There’s so much I loved about Lydia Kiesling’s The Golden State. What stands out to me most is its portrayal of motherhood, but I also loved the picture of the northern Californian landscape and culture we get in the book, the portrayal of university life in the book’s beginning, and the poignancy and political commentary in the situation with the protagonist and her husband. I also really liked the novel’s voice — it was sharp, funny, smart, and communicated a world of feeling in an understated way.
The protagonist, Daphne, works at an unnamed San Francisco university (Berkeley) and cares for her toddler-aged daughter. Her husband is stuck in Turkey, unable to return to the U.S. because he got screwed over by a nasty border officer, so Daphne has to care for her daughter alone. This part sent waves of anxiety through me, both at the knowledge that our government routinely separates families in this way, and at the thought of having to care for a young child as a single parent. Kiesling describes perfectly what it’s like to get through a very long day with a child who demands your attention but is also kind of boring, as young children are. The predicament with her husband is unsettling; he is simply stuck in Turkey with his family until the very, very slow bureaucratic wheels turn and his request to return to the U.S. is considered. Daphne is considering joining her husband in Turkey, but isn’t sure what she wants to do.
Instead, what she does is leave work suddenly one day, pick up her daughter, and drive hours up north to a mobile home her grandparents have left her in a tiny town in the middle of nowhere. She thinks there’s a chance she’ll have some time and space up there to figure out how to deal with her situation. She does have some of that, but she also learns about the movement underway in that part of California to secede from the state and form the “State of Jefferson” (mainly in order to avoid taxes). She gets involved in the lives of her neighbors and an elderly woman she happens to meet in a restaurant.

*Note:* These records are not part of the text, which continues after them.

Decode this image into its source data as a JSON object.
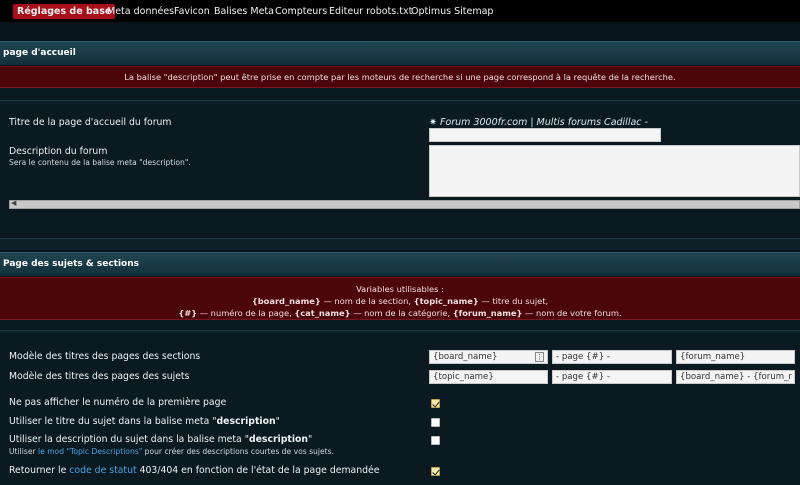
{
  "tabs": [
    {
      "label": "Réglages de base",
      "active": true
    },
    {
      "label": "Meta données",
      "active": false
    },
    {
      "label": "Favicon",
      "active": false
    },
    {
      "label": "Balises Meta",
      "active": false
    },
    {
      "label": "Compteurs",
      "active": false
    },
    {
      "label": "Editeur robots.txt",
      "active": false
    },
    {
      "label": "Optimus Sitemap",
      "active": false
    }
  ],
  "home": {
    "header": "page d'accueil",
    "banner": "La balise \"description\" peut être prise en compte par les moteurs de recherche si une page correspond à la requête de la recherche.",
    "title_label": "Titre de la page d'accueil du forum",
    "title_value": "✷ Forum 3000fr.com | Multis forums Cadillac -",
    "title_input_value": "",
    "desc_label": "Description du forum",
    "desc_sublabel": "Sera le contenu de la balise meta \"description\".",
    "desc_value": ""
  },
  "topics": {
    "header": "Page des sujets & sections",
    "vars_title": "Variables utilisables :",
    "vars_line1": {
      "v1": "{board_name}",
      "t1": " — nom de la section, ",
      "v2": "{topic_name}",
      "t2": " — titre du sujet,"
    },
    "vars_line2": {
      "v1": "{#}",
      "t1": " — numéro de la page, ",
      "v2": "{cat_name}",
      "t2": " — nom de la catégorie, ",
      "v3": "{forum_name}",
      "t3": " — nom de votre forum."
    },
    "sections_label": "Modèle des titres des pages des sections",
    "sections_fields": [
      "{board_name}",
      "- page {#} -",
      "{forum_name}"
    ],
    "subjects_label": "Modèle des titres des pages des sujets",
    "subjects_fields": [
      "{topic_name}",
      "- page {#} -",
      "{board_name} - {forum_r"
    ],
    "options": [
      {
        "label": "Ne pas afficher le numéro de la première page",
        "checked": true
      },
      {
        "label_pre": "Utiliser le titre du sujet dans la balise meta \"",
        "label_bold": "description",
        "label_post": "\"",
        "checked": false
      },
      {
        "label_pre": "Utiliser la description du sujet dans la balise meta \"",
        "label_bold": "description",
        "label_post": "\"",
        "sub_pre": "Utiliser ",
        "sub_link": "le mod \"Topic Descriptions\"",
        "sub_post": " pour créer des descriptions courtes de vos sujets.",
        "checked": false
      },
      {
        "label_pre": "Retourner le ",
        "label_link": "code de statut",
        "label_post": " 403/404 en fonction de l'état de la page demandée",
        "checked": true
      }
    ]
  },
  "colors": {
    "accent_tab": "#a80f1a",
    "banner_bg": "#4b050b",
    "link": "#4aa3e4"
  }
}
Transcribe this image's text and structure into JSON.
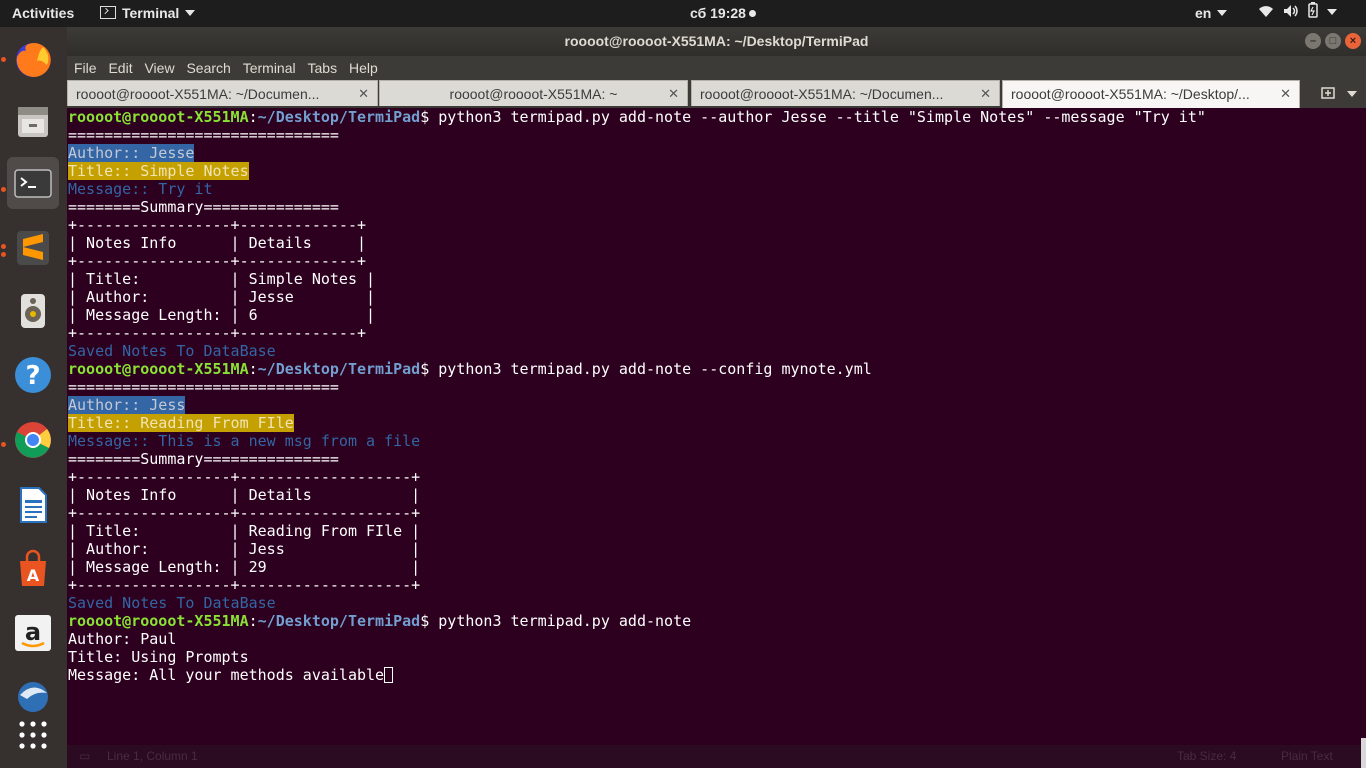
{
  "topbar": {
    "activities": "Activities",
    "app_name": "Terminal",
    "clock": "сб 19:28",
    "language": "en",
    "icons": [
      "wifi-icon",
      "volume-icon",
      "battery-icon",
      "power-menu-icon"
    ]
  },
  "dock": {
    "apps": [
      "firefox",
      "files",
      "terminal",
      "sublime-text",
      "rhythmbox",
      "help",
      "chrome",
      "libreoffice-writer",
      "ubuntu-software",
      "amazon",
      "thunderbird",
      "show-applications"
    ]
  },
  "window": {
    "title": "roooot@roooot-X551MA: ~/Desktop/TermiPad",
    "menu": [
      "File",
      "Edit",
      "View",
      "Search",
      "Terminal",
      "Tabs",
      "Help"
    ],
    "tabs": [
      {
        "label": "roooot@roooot-X551MA: ~/Documen..."
      },
      {
        "label": "roooot@roooot-X551MA: ~"
      },
      {
        "label": "roooot@roooot-X551MA: ~/Documen..."
      },
      {
        "label": "roooot@roooot-X551MA: ~/Desktop/..."
      }
    ]
  },
  "terminal": {
    "prompt_user": "roooot@roooot-X551MA",
    "prompt_sep": ":",
    "prompt_path": "~/Desktop/TermiPad",
    "prompt_end": "$ ",
    "cmd1": "python3 termipad.py add-note --author Jesse --title \"Simple Notes\" --message \"Try it\"",
    "sep_line": "==============================",
    "block1": {
      "author": "Author:: Jesse",
      "title": "Title:: Simple Notes",
      "message": "Message:: Try it",
      "summary": "========Summary===============",
      "table": [
        "+-----------------+-------------+",
        "| Notes Info      | Details     |",
        "+-----------------+-------------+",
        "| Title:          | Simple Notes |",
        "| Author:         | Jesse        |",
        "| Message Length: | 6            |",
        "+-----------------+-------------+"
      ],
      "saved": "Saved Notes To DataBase"
    },
    "cmd2": "python3 termipad.py add-note --config mynote.yml",
    "block2": {
      "author": "Author:: Jess",
      "title": "Title:: Reading From FIle",
      "message": "Message:: This is a new msg from a file",
      "summary": "========Summary===============",
      "table": [
        "+-----------------+-------------------+",
        "| Notes Info      | Details           |",
        "+-----------------+-------------------+",
        "| Title:          | Reading From FIle |",
        "| Author:         | Jess              |",
        "| Message Length: | 29                |",
        "+-----------------+-------------------+"
      ],
      "saved": "Saved Notes To DataBase"
    },
    "cmd3": "python3 termipad.py add-note",
    "prompts": {
      "author": "Author: Paul",
      "title": "Title: Using Prompts",
      "message": "Message: All your methods available"
    }
  },
  "statusbar": {
    "position": "Line 1, Column 1",
    "tab_size": "Tab Size: 4",
    "syntax": "Plain Text"
  }
}
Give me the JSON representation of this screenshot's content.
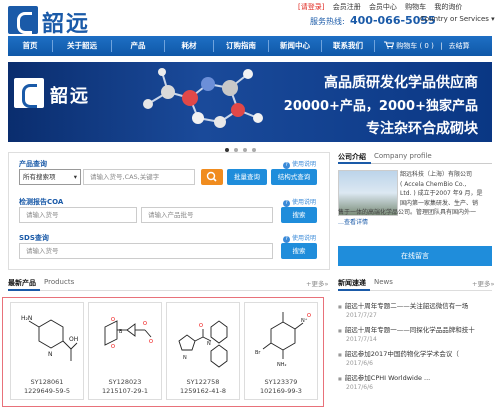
{
  "header": {
    "logo_text": "韶远",
    "top_links": [
      {
        "label": "[请登录]",
        "red": true
      },
      {
        "label": "会员注册"
      },
      {
        "label": "会员中心"
      },
      {
        "label": "购物车"
      },
      {
        "label": "我的询价"
      }
    ],
    "hotline_label": "服务热线:",
    "hotline_number": "400-066-5055",
    "country_label": "Country or Services",
    "country_arrow": "▾"
  },
  "nav": {
    "items": [
      "首页",
      "关于韶远",
      "产品",
      "耗材",
      "订购指南",
      "新闻中心",
      "联系我们"
    ],
    "cart_label": "购物车 ( 0 )",
    "checkout_label": "去结算"
  },
  "banner": {
    "logo_text": "韶远",
    "line1": "高品质研发化学品供应商",
    "line2": "20000+产品，2000+独家产品",
    "line3": "专注杂环合成砌块",
    "dots": 4,
    "active_dot": 0
  },
  "query": {
    "product": {
      "title": "产品查询",
      "usage": "使用说明",
      "select_value": "所有搜索项",
      "input_placeholder": "请输入货号,CAS,关键字",
      "batch_btn": "批量查询",
      "structure_btn": "结构式查询"
    },
    "coa": {
      "title": "检测报告COA",
      "usage": "使用说明",
      "code_placeholder": "请输入货号",
      "batch_placeholder": "请输入产品批号",
      "search_btn": "搜索"
    },
    "sds": {
      "title": "SDS查询",
      "usage": "使用说明",
      "code_placeholder": "请输入货号",
      "search_btn": "搜索"
    }
  },
  "company": {
    "title": "公司介绍",
    "title_en": "Company profile",
    "text_lines": [
      "韶远科技（上海）有限公司",
      "( Accela ChemBio Co.,",
      "Ltd. ) 成立于2007 年9 月，是",
      "国内第一家集研发、生产、销",
      "售于一体的高端化学品公司。管理团队具有国内外一"
    ],
    "more": "…查看详情",
    "online_btn": "在线留言"
  },
  "products": {
    "title": "最新产品",
    "title_en": "Products",
    "more": "+更多»",
    "items": [
      {
        "code": "SY128061",
        "cas": "1229649-59-5"
      },
      {
        "code": "SY128023",
        "cas": "1215107-29-1"
      },
      {
        "code": "SY122758",
        "cas": "1259162-41-8"
      },
      {
        "code": "SY123379",
        "cas": "102169-99-3"
      }
    ]
  },
  "news": {
    "title": "新闻速递",
    "title_en": "News",
    "more": "+更多»",
    "items": [
      {
        "text": "韶远十周年专题二——关注韶远微信有一场",
        "date": "2017/7/27"
      },
      {
        "text": "韶远十周年专题一——同探化学品品牌和技十",
        "date": "2017/7/14"
      },
      {
        "text": "韶远参加2017中国药物化学学术会议（",
        "date": "2017/6/6"
      },
      {
        "text": "韶远参加CPHI Worldwide ...",
        "date": "2017/6/6"
      }
    ]
  },
  "colors": {
    "brand_blue": "#1a5aa8",
    "button_blue": "#1f8ddb",
    "orange": "#f08c1f",
    "highlight_red": "#e8717a"
  }
}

I loved how the novel is politically timely, both in terms of domestic and international issues that connect in important ways, but also about experiences and situations that can happen at any time to any one — being separated from family, struggling with work, struggling with children that one deeply loves but that are hard to take care of day after day. The novel is in first person, and Daphne makes a wonderful companion, someone whose voice I was happy to have in my head for the few days it took me to read this.